Proponents of the bill say it protects the intellectual property market, including the resultant revenue and jobs, and is necessary to bolster enforcement of copyright laws especially against foreign websites.[5] Opponents say it is Internet censorship,[6] that it will cripple the Internet,[7] and will threaten whistleblowing and other free speech.[8]

The House Judiciary Committee held a hearing on SOPA on November 16, 2011.[9] A House aide said the Committee chairman is scheduling the bill for markup on December 15, and that he is still in discussions and is “open for changes” to the bill.[10]

The bill would authorize the U.S. Department of Justice to seek court orders against websites outside U.S. jurisdiction accused of infringing on copyrights, or of enabling or facilitating copyright infringement.[4] After delivering a court order, the U.S. Attorney-General (AG) could require US-directed Internet service providers, ad networks such as Google and payment processors such as Paypal or Visa to suspend doing business with sites found to infringe on federal criminal intellectual property laws and take “technically feasible and reasonable measures” to prevent access to the infringing site.
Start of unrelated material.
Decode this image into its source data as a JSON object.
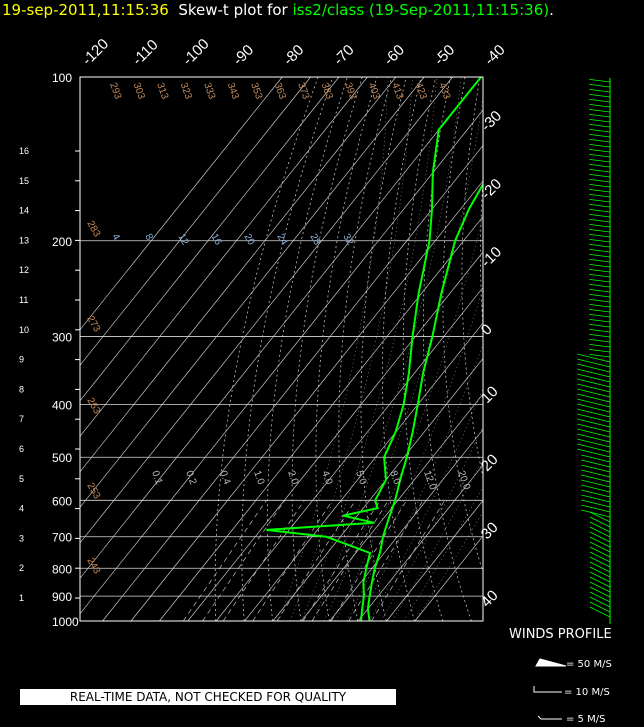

The AG could also bar search engines from displaying links to the sites.[11]

The bill also establishes a two-step process for intellectual property rights holders to seek relief if they have been harmed by a site dedicated to infringement. The rights holder must first notify, in writing, related payment facilitators and ad networks of the identity of the website, who, in turn, must then forward that notification and suspend services to that identified website, unless that site provides a counter notification explaining how it is not in violation. The rights holder can then sue for limited injunctive relief against the site operator, if such a counter notification is provided, or if the payment or advertising services fail to suspend service in the absence of a counter notification.[11]

The bill provides immunity from liability to the ad and payment networks that comply with this Act or that take voluntary action to cut ties to such sites. Any copyright holder who knowingly misrepresents that a website is dedicated to infringement would be liable for damages.[4]
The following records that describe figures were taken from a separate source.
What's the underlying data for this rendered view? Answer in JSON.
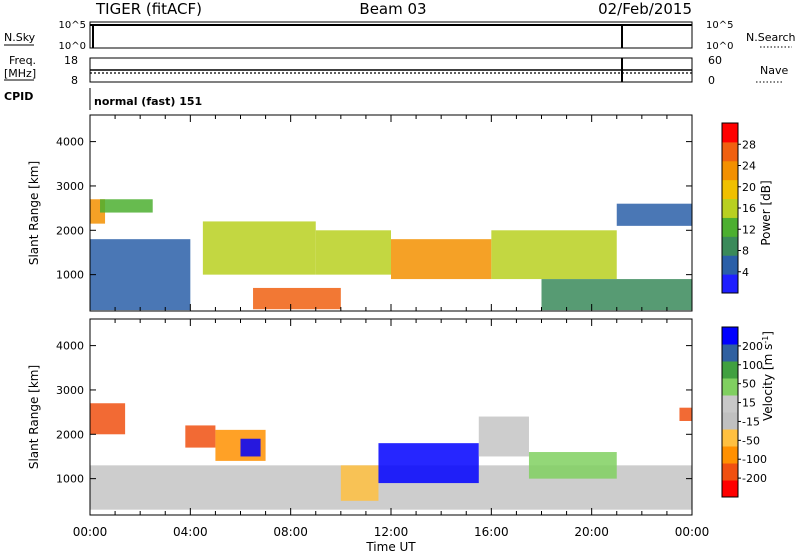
{
  "header": {
    "station": "TIGER (fitACF)",
    "beam": "Beam 03",
    "date": "02/Feb/2015"
  },
  "strip_labels": {
    "nsky": "N.Sky",
    "nsky_top": "10^5",
    "nsky_bottom": "10^0",
    "freq_line1": "Freq.",
    "freq_line2": "[MHz]",
    "freq_top": "18",
    "freq_bottom": "8",
    "nsearch": "N.Search",
    "nsearch_top": "10^5",
    "nsearch_bottom": "10^0",
    "nave": "Nave",
    "nave_top": "60",
    "nave_bottom": "0",
    "cpid": "CPID",
    "cpid_value": "normal (fast) 151"
  },
  "colors": {
    "power_scale": [
      "#1f1fff",
      "#2a5fa8",
      "#3a8a5a",
      "#4caf30",
      "#b8d020",
      "#f0c000",
      "#f39000",
      "#f06010",
      "#ff0000"
    ],
    "velocity_scale": [
      "#ff0000",
      "#f05010",
      "#ff9000",
      "#ffc040",
      "#c0c0c0",
      "#c8c8c8",
      "#80d060",
      "#40a040",
      "#3060a0",
      "#0000ff"
    ],
    "ground_scatter": "#c4c4c4"
  },
  "chart_data": [
    {
      "type": "heatmap",
      "title": "Power [dB]",
      "xlabel": "Time UT",
      "ylabel": "Slant Range [km]",
      "xlim": [
        0,
        24
      ],
      "ylim": [
        180,
        4600
      ],
      "x_ticks": [
        "00:00",
        "04:00",
        "08:00",
        "12:00",
        "16:00",
        "20:00",
        "00:00"
      ],
      "y_ticks": [
        1000,
        2000,
        3000,
        4000
      ],
      "colorbar": {
        "label": "Power [dB]",
        "ticks": [
          4,
          8,
          12,
          16,
          20,
          24,
          28
        ],
        "range": [
          0,
          30
        ]
      },
      "echo_regions": [
        {
          "t": [
            0.0,
            0.6
          ],
          "r": [
            2150,
            2700
          ],
          "value": 20
        },
        {
          "t": [
            0.4,
            2.5
          ],
          "r": [
            2400,
            2700
          ],
          "value": 10
        },
        {
          "t": [
            0.0,
            4.0
          ],
          "r": [
            200,
            1800
          ],
          "value": 6
        },
        {
          "t": [
            4.5,
            9.0
          ],
          "r": [
            1000,
            2200
          ],
          "value": 14
        },
        {
          "t": [
            6.5,
            10.0
          ],
          "r": [
            220,
            700
          ],
          "value": 26
        },
        {
          "t": [
            9.0,
            12.0
          ],
          "r": [
            1000,
            2000
          ],
          "value": 16
        },
        {
          "t": [
            12.0,
            16.0
          ],
          "r": [
            900,
            1800
          ],
          "value": 22
        },
        {
          "t": [
            16.0,
            21.0
          ],
          "r": [
            900,
            2000
          ],
          "value": 14
        },
        {
          "t": [
            18.0,
            24.0
          ],
          "r": [
            200,
            900
          ],
          "value": 8
        },
        {
          "t": [
            21.0,
            24.0
          ],
          "r": [
            2100,
            2600
          ],
          "value": 6
        }
      ]
    },
    {
      "type": "heatmap",
      "title": "Velocity [m s^-1]",
      "xlabel": "Time UT",
      "ylabel": "Slant Range [km]",
      "xlim": [
        0,
        24
      ],
      "ylim": [
        180,
        4600
      ],
      "x_ticks": [
        "00:00",
        "04:00",
        "08:00",
        "12:00",
        "16:00",
        "20:00",
        "00:00"
      ],
      "y_ticks": [
        1000,
        2000,
        3000,
        4000
      ],
      "colorbar": {
        "label": "Velocity [m s^-1]",
        "ticks": [
          200,
          100,
          50,
          15,
          -15,
          -50,
          -100,
          -200
        ],
        "range": [
          -250,
          250
        ]
      },
      "echo_regions": [
        {
          "t": [
            0.0,
            1.4
          ],
          "r": [
            2000,
            2700
          ],
          "value": -200
        },
        {
          "t": [
            3.8,
            5.0
          ],
          "r": [
            1700,
            2200
          ],
          "value": -200
        },
        {
          "t": [
            5.0,
            7.0
          ],
          "r": [
            1400,
            2100
          ],
          "value": -120
        },
        {
          "t": [
            6.0,
            6.8
          ],
          "r": [
            1500,
            1900
          ],
          "value": 200
        },
        {
          "t": [
            0.0,
            24.0
          ],
          "r": [
            300,
            1300
          ],
          "value": 0
        },
        {
          "t": [
            10.0,
            11.5
          ],
          "r": [
            500,
            1300
          ],
          "value": -80
        },
        {
          "t": [
            11.5,
            15.5
          ],
          "r": [
            900,
            1800
          ],
          "value": 220
        },
        {
          "t": [
            15.5,
            17.5
          ],
          "r": [
            1500,
            2400
          ],
          "value": 10
        },
        {
          "t": [
            17.5,
            21.0
          ],
          "r": [
            1000,
            1600
          ],
          "value": 80
        },
        {
          "t": [
            23.5,
            24.0
          ],
          "r": [
            2300,
            2600
          ],
          "value": -200
        }
      ]
    }
  ]
}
The second section increases the penalties for streaming video and for selling counterfeit drugs, military materials or consumer goods. The bill would make unauthorized streaming of copyrighted content a felony.[11]
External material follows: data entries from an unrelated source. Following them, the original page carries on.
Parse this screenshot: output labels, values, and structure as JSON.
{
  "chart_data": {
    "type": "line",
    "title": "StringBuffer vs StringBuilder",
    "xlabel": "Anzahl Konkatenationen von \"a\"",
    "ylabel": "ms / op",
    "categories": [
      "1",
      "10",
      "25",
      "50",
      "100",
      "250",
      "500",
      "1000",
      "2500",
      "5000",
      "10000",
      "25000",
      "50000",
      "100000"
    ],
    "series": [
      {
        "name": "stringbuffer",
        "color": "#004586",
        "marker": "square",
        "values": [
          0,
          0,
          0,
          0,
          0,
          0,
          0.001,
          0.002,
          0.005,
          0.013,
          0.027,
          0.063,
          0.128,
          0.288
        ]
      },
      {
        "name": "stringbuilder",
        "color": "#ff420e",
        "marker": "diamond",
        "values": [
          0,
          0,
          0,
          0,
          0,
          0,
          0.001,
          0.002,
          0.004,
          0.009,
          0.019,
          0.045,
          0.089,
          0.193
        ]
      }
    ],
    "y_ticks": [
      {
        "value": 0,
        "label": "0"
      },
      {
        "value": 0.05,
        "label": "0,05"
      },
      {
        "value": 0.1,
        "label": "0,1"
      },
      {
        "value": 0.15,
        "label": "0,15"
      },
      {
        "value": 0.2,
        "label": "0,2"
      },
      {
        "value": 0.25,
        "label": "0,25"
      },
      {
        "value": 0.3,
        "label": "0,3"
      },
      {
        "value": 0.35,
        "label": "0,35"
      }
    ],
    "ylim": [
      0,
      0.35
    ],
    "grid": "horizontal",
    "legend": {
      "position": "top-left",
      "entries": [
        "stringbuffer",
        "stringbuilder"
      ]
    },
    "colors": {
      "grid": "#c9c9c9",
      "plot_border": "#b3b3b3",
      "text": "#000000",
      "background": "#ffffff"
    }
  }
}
“The bill attempts a radical restructuring of the laws governing the Internet,” Gary Shapiro, CEO of the Consumer Electronics Association. “It would undo the legal safe harbors that have allowed a world-leading Internet industry to flourish over the last decade. It would expose legitimate American businesses and innovators to broad and open-ended liability. The result will be more lawsuits, decreased venture capital investment, and fewer new jobs.”[12]

“The definitions written in the bill are so broad that any US consumer who uses a website overseas immediately gives the US jurisdiction the power to potentially take action against it,” said Art Bordsky of Public Knowledge.[13]

According to co-sponsor Representative Bob Goodlatte (R-VA), chairman of the House Judiciary Committee‘s Intellectual Property sub-panel, SOPA represents a rewrite of the PROTECT IP Act to address tech industry concerns. Goodlatte told The Hill that the new version requires court approval for action against search engines.[14] The Senate version, PROTECT IP, does not.[15][16]

“The language of SOPA is so broad, the rules so unconnected to the reality of Internet technology and the penalties so disconnected from the alleged crimes that this bill could effectively kill e-commerce or even normal Internet use. The bill also has grave implications for existing U.S., foreign and international laws and is sure to spend decades in court challenges. Fortunately, this is the House version of a Senate bill called the Protect IP Act (S. 968) that is very different. As a result, both bills if passed in something resembling their current states will have to be considered by a conference committee,” said a news analysis in the information technology magazine eWeek.[17]